During a stint playing for the Harlequins Michael gained what he described as his ‘cauliflower ears’ as well as a keen sense of sportsmanship. At Sedbergh he coached the First XV from 1987-1991 and later moved to the B1 team with whom he stuck for much of his career.

Sedbergh has benefitted from Michael’s writing and attention to literary detail over many decades, first during his time as editor of the Sedberghian and latterly as Michael was appointed to chronicle various aspects of the school’s history. Prior to retiring from teaching Michael was invited to write ‘Thread of gold’, a history of Sedbergh School Football Club. He approached this with his trademark thoroughness reading every historic issue of the Sedberghian magazine, Captains’ minute book, Governors’ minute book and personal memoir available. 

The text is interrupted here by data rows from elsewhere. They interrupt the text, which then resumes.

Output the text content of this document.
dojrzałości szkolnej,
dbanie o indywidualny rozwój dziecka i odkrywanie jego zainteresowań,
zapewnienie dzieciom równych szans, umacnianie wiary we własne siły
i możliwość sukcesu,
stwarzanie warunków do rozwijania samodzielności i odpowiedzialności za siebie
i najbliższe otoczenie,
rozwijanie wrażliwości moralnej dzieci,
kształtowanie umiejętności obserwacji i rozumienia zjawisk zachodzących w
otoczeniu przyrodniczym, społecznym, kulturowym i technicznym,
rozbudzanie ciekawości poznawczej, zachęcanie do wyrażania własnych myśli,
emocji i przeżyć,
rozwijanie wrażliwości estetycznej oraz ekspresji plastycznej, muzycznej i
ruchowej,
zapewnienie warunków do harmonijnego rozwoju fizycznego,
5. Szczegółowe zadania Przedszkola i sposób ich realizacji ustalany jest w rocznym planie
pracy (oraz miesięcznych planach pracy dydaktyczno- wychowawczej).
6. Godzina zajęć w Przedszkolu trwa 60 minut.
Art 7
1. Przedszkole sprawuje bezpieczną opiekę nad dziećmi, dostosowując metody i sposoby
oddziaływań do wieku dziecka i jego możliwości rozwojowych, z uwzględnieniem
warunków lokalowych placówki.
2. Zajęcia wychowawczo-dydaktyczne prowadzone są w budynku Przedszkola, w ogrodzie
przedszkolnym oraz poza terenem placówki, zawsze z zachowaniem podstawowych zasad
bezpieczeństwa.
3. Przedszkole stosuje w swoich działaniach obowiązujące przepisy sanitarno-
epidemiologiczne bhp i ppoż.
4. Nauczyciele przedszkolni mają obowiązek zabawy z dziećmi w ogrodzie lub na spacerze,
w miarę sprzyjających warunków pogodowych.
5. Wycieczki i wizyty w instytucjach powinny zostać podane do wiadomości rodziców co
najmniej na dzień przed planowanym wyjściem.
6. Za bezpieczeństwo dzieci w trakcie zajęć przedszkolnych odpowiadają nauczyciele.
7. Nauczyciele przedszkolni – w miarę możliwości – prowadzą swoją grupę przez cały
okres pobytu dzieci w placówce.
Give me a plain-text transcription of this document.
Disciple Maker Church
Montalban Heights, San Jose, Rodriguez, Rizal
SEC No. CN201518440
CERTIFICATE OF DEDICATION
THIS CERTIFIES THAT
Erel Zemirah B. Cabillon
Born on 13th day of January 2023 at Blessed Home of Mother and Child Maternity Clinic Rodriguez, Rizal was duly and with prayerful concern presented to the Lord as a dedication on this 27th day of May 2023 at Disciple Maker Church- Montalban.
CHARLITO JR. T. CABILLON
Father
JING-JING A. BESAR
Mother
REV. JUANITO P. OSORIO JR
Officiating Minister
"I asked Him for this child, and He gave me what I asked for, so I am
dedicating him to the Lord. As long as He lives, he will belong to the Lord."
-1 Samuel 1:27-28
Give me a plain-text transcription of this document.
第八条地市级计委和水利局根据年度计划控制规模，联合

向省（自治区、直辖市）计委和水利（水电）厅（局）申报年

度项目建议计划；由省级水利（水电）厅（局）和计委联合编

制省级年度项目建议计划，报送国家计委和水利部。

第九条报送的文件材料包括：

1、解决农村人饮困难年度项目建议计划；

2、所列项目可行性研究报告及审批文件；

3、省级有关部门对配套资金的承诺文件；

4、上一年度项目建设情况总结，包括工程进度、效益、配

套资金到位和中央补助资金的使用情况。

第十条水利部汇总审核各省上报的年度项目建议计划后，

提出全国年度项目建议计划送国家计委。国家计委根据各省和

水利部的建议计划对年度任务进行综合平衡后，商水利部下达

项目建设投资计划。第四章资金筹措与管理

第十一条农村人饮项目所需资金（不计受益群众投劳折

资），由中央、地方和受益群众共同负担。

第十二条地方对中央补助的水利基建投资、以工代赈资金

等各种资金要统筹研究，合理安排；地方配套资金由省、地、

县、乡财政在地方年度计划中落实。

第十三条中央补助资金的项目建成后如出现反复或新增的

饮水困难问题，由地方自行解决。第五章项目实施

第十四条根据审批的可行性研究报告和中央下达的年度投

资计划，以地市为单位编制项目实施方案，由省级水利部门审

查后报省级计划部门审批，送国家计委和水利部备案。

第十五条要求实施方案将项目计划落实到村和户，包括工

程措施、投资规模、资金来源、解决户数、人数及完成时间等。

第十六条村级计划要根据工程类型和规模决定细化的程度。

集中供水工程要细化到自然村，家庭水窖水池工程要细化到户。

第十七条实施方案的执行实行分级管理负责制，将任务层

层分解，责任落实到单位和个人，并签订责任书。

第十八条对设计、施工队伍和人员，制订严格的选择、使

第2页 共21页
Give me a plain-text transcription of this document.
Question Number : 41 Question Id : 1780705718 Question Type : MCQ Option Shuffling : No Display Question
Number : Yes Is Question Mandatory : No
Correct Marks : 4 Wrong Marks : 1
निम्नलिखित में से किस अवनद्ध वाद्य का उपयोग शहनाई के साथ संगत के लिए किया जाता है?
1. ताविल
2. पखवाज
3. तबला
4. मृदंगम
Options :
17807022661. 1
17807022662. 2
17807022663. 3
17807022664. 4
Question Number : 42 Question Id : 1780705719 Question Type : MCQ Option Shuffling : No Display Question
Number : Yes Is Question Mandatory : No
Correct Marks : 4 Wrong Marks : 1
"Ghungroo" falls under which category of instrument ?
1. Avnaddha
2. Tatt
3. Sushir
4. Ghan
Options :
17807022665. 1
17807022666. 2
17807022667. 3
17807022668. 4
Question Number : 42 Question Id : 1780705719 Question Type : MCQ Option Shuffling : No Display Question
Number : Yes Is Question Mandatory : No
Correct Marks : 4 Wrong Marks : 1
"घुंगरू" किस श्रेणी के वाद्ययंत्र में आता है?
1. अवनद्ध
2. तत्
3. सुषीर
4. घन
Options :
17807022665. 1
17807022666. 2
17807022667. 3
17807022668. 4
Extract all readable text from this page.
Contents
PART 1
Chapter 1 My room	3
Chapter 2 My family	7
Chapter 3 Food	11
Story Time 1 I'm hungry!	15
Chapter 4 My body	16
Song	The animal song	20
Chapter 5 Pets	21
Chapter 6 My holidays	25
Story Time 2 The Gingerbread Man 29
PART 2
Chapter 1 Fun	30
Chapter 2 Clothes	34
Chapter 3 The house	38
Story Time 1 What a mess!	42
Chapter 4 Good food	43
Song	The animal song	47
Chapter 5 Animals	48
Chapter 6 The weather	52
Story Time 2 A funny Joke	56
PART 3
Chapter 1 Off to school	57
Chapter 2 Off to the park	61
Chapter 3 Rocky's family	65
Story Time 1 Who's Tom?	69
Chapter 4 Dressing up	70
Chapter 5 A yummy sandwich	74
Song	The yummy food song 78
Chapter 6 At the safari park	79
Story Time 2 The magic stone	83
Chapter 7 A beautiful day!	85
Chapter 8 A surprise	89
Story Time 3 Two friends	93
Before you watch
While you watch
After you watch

In recent years Michael undertook the substantial role of school historian, seeking to research and write a new history of the school in time for the 500th anniversary. Michael’s diligence and integrity made him the perfect person for this role. He sought to accurately represent the community he served while ensuring that the individuals involved were portrayed compassionately. Michael’s portrayal weaves the events of school life into the context of national and international history in a manner that elevates the book beyond the ambitions of many coffee table school histories. Michael died whilst writing the final chapter. The completist in him would have been slightly frustrated with the premature ending to his career as a writer but the comedian in him would have chuckled at the off beat timing.

Michael travelled to the Baltic states in mid May for a much anticipated holiday. Unsurprisingly he travelled with a suitcase full of history books about the region, keen as always to expand his knowledge and engage deeply with his subject matter. Michael died in his sleep on holiday.

Michael’s death is a great loss to his many friends in the Sedbergh community and further afield. He was a special man who will be sadly missed.